Charlie Munger, the Vice Chairman of Berkshire Hathaway (BRK.A -0.53%) (BRK.B -0.53%) and longtime investing partner of Warren Buffett, is known for frequently quoting the 19th century mathematician, Carl Gustav Jacob Jacobi:

"Invert, always invert."

Munger argues that solving a problem often requires one to look at it from a counter perspective. If you're aiming to sell a product, it can be helpful to ask, "How would I get people to not buy my product."

With this "inversion" in mind, we asked five Fools to look at Berkshire Hathway's portfolio of stocks and tell us which company they would avoid buying -- rather than the typical question "Which Buffett stock would you buy?"

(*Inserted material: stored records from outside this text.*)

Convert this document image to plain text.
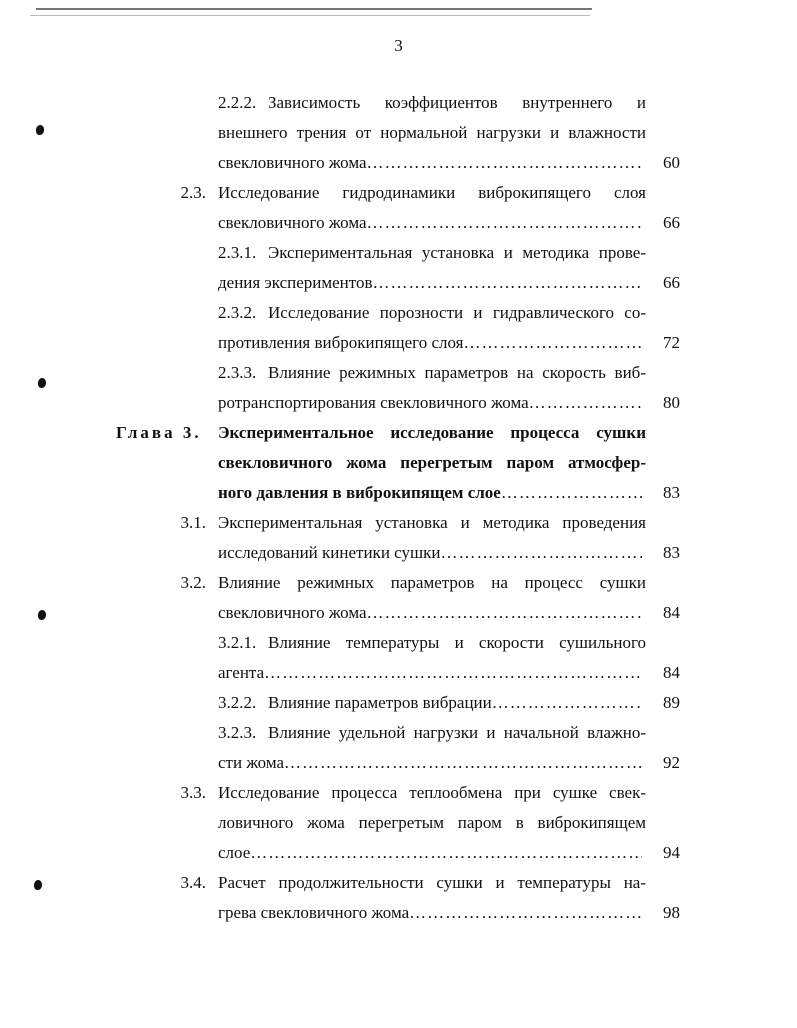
3
2.2.2. Зависимость коэффициентов внутреннего и
внешнего трения от нормальной нагрузки и влажности
свекловичного жома …………………………………………………………………………………………………………………………………………	60
2.3. Исследование гидродинамики виброкипящего слоя
свекловичного жома …………………………………………………………………………………………………………………………………………	66
2.3.1. Экспериментальная установка и методика прове-
дения экспериментов …………………………………………………………………………………………………………………………………………	66
2.3.2. Исследование порозности и гидравлического со-
противления виброкипящего слоя …………………………………………………………………………………………………………………………………………	72
2.3.3. Влияние режимных параметров на скорость виб-
ротранспортирования свекловичного жома …………………………………………………………………………………………………………………………………………	80
Глава 3. Экспериментальное исследование процесса сушки
свекловичного жома перегретым паром атмосфер-
ного давления в виброкипящем слое …………………………………………………………………………………………………………………………………………	83
3.1. Экспериментальная установка и методика проведения
исследований кинетики сушки …………………………………………………………………………………………………………………………………………	83
3.2. Влияние режимных параметров на процесс сушки
свекловичного жома …………………………………………………………………………………………………………………………………………	84
3.2.1. Влияние температуры и скорости сушильного
агента …………………………………………………………………………………………………………………………………………	84
3.2.2. Влияние параметров вибрации …………………………………………………………………………………………………………………………………………	89
3.2.3. Влияние удельной нагрузки и начальной влажно-
сти жома …………………………………………………………………………………………………………………………………………	92
3.3. Исследование процесса теплообмена при сушке свек-
ловичного жома перегретым паром в виброкипящем
слое …………………………………………………………………………………………………………………………………………	94
3.4. Расчет продолжительности сушки и температуры на-
грева свекловичного жома …………………………………………………………………………………………………………………………………………	98
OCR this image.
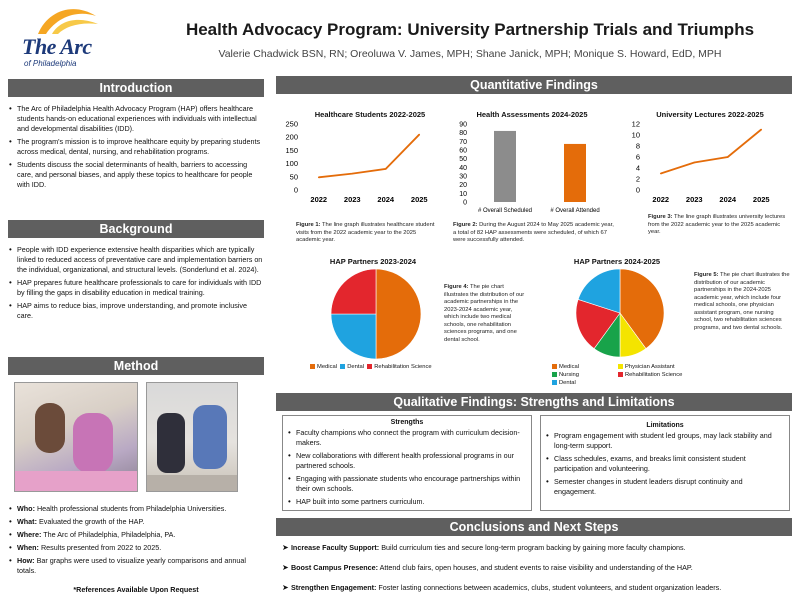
The Arc
of Philadelphia
Health Advocacy Program: University Partnership Trials and Triumphs
Valerie Chadwick BSN, RN; Oreoluwa V. James, MPH; Shane Janick, MPH; Monique S. Howard, EdD, MPH
Introduction
• The Arc of Philadelphia Health Advocacy Program (HAP) offers healthcare students hands-on educational experiences with individuals with intellectual and developmental disabilities (IDD).
• The program's mission is to improve healthcare equity by preparing students across medical, dental, nursing, and rehabilitation programs.
• Students discuss the social determinants of health, barriers to accessing care, and personal biases, and apply these topics to healthcare for people with IDD.
Background
• People with IDD experience extensive health disparities which are typically linked to reduced access of preventative care and implementation barriers on the individual, organizational, and structural levels. (Sonderlund et al. 2024).
• HAP prepares future healthcare professionals to care for individuals with IDD by filling the gaps in disability education in medical training.
• HAP aims to reduce bias, improve understanding, and promote inclusive care.
Method
• Who: Health professional students from Philadelphia Universities.
• What: Evaluated the growth of the HAP.
• Where: The Arc of Philadelphia, Philadelphia, PA.
• When: Results presented from 2022 to 2025.
• How: Bar graphs were used to visualize yearly comparisons and annual totals.
*References Available Upon Request
Quantitative Findings
Healthcare Students 2022-2025
0
50
100
150
200
250
2022 2023 2024 2025
Figure 1: The line graph illustrates healthcare student visits from the 2022 academic year to the 2025 academic year.
Health Assessments 2024-2025
0
10
20
30
40
50
60
70
80
90
# Overall Scheduled	# Overall Attended
Figure 2: During the August 2024 to May 2025 academic year, a total of 82 HAP assessments were scheduled, of which 67 were successfully attended.
University Lectures 2022-2025
0
2
4
6
8
10
12
2022 2023 2024 2025
Figure 3: The line graph illustrates university lectures from the 2022 academic year to the 2025 academic year.
HAP Partners 2023-2024
Medical Dental Rehabilitation Science
Figure 4: The pie chart illustrates the distribution of our academic partnerships in the 2023-2024 academic year, which include two medical schools, one rehabilitation sciences programs, and one dental school.
HAP Partners 2024-2025
Medical	Physician Assistant
Nursing	Rehabilitation Science
Dental
Figure 5: The pie chart illustrates the distribution of our academic partnerships in the 2024-2025 academic year, which include four medical schools, one physician assistant program, one nursing school, two rehabilitation sciences programs, and two dental schools.
Qualitative Findings: Strengths and Limitations
Strengths
• Faculty champions who connect the program with curriculum decision-makers.
• New collaborations with different health professional programs in our partnered schools.
• Engaging with passionate students who encourage partnerships within their own schools.
• HAP built into some partners curriculum.
Limitations
• Program engagement with student led groups, may lack stability and long-term support.
• Class schedules, exams, and breaks limit consistent student participation and volunteering.
• Semester changes in student leaders disrupt continuity and engagement.
Conclusions and Next Steps
➤ Increase Faculty Support: Build curriculum ties and secure long-term program backing by gaining more faculty champions.
➤ Boost Campus Presence: Attend club fairs, open houses, and student events to raise visibility and understanding of the HAP.
➤ Strengthen Engagement: Foster lasting connections between academics, clubs, student volunteers, and student organization leaders.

John Maxfield: Wal-Mart (WMT 0.38%)

I'm not somebody who thinks Wal-Mart is doomed. At the same time, I do believe its best days are behind it.

Wal-Mart's U.S. division has now reported negative same-store sales in five consecutive quarters. Moreover, the company has now set it sights on moving down the volume chain into a realm traditionally occupied by deep discounters such as Dollar Tree and Family Dollar Stores. To me, this shows that even Wal-Mart has concluded that the market for its bread-and-butter megastores is saturated. 
 
With these issues in mind, the opportunity for growth (at least on the domestic front) appears to be waning.
 
Matt Frankel: General Motors (GM 0.69%)

GM's stock does have significant upside potential, but it's just too risky right now for my taste.

We still don't know the full effect and legal implications of the vehicle recalls, which seem to get bigger and bigger. After the latest round of recalls announced June 16, GM has recalled more than 16 million vehicles this year alone, more than the amount of new cars the company is expected to sell this year in the U.S. A recent report ties GM's faulty ignition switches to 74 deaths, while GM only claims responsibility for 13, so there is still a lot of potential for legal backlash.

Aside from the impossible-to-quantify eventual legal fallout, GM simply doesn't have the "wide moat" Buffett normally looks for in stocks. That is, there is nothing to give GM a distinct competitive advantage over rivals like Ford, Nissan, Toyota, and others. The auto industry itself could face challenges over time as fuel costs rise and technology evolves.

I love General Motors' products and actually own a GM car (which was just recalled), but the risk-reward just doesn't make sense, in my opinion.

Kingkarn Amjareon: Like Matt, I'm avoiding General Motors.

General Motors is one of the three largest auto manufacturers in the United States and, from a valuation point of view, does make an attractive value proposition.

However, General Motors' recall disaster poses serious bottom line risks for the company. With the recalls rolling in worldwide for a variety of safety issues, General Motors faces not only recall costs in the billions, but also painful fines or an expensive settlement with an increasingly hard-charging Department of Justice which could put short-term selling pressure on General Motor's stock price.

In addition, General Motors has suffered significant brand damage due to a series of highly publicized safety-related recalls which could hurt GM's topline growth and market share in the coming years.

Patrick Morris: I'm on the same page regarding Wal-Mart and GM, but I'd also add Starz (NASDAQ: STRZA) to the companies I'd avoid.

While it trades at a very reasonable 12 times forward price-to-earnings multiple, the business scares me. With people being willing to cut ties to their cable companies -- whom Starz depends on for profits -- its long-term "moat" and future seems incredibly uncertain.

In 1991, Buffett said; "most media properties continue to have far better economic characteristics than those possessed by the average American business. But gone are the days of bullet-proof franchises and cornucopian economics."

Considering the Berkshire Hathaway position in Starz has been reduced by more than 90% from $652 million at the end of 2012 to just $62 million at last count, one has to think Buffett believes it isn't just "bullet-proof franchises and cornucopian economics," but perhaps all economics which are now gone for media companies like Starz.

Jim Royal: Coca-Cola (KO 0.16%).

Sure, Coca-Cola will continue to grow and perform adequately, but the days of real fizz are long behind this sugar-water server.

Soda sales just don't have the pop they used to in the U.S., and while Coke still has excellent opportunities abroad and an enviable distribution network that allows it to capitalize on wherever consumers' drink tastes lead, the company is just too large to have the oomph that I'd want in my portfolio.

It's a problem shared by many of the positions in Berkshire's portfolio. Of course, the government is floating Buffett billions in cash via deferred capital gains taxes, so it makes plenty of sense why he wouldn't want to sell.

But for new investors, why buy Coke with expected long-term high single digit returns at best? I know quite a few places to receive 15-20% annual returns, so most of the large, long-tenured stocks in Berkshire's portfolio are not for me, anyway.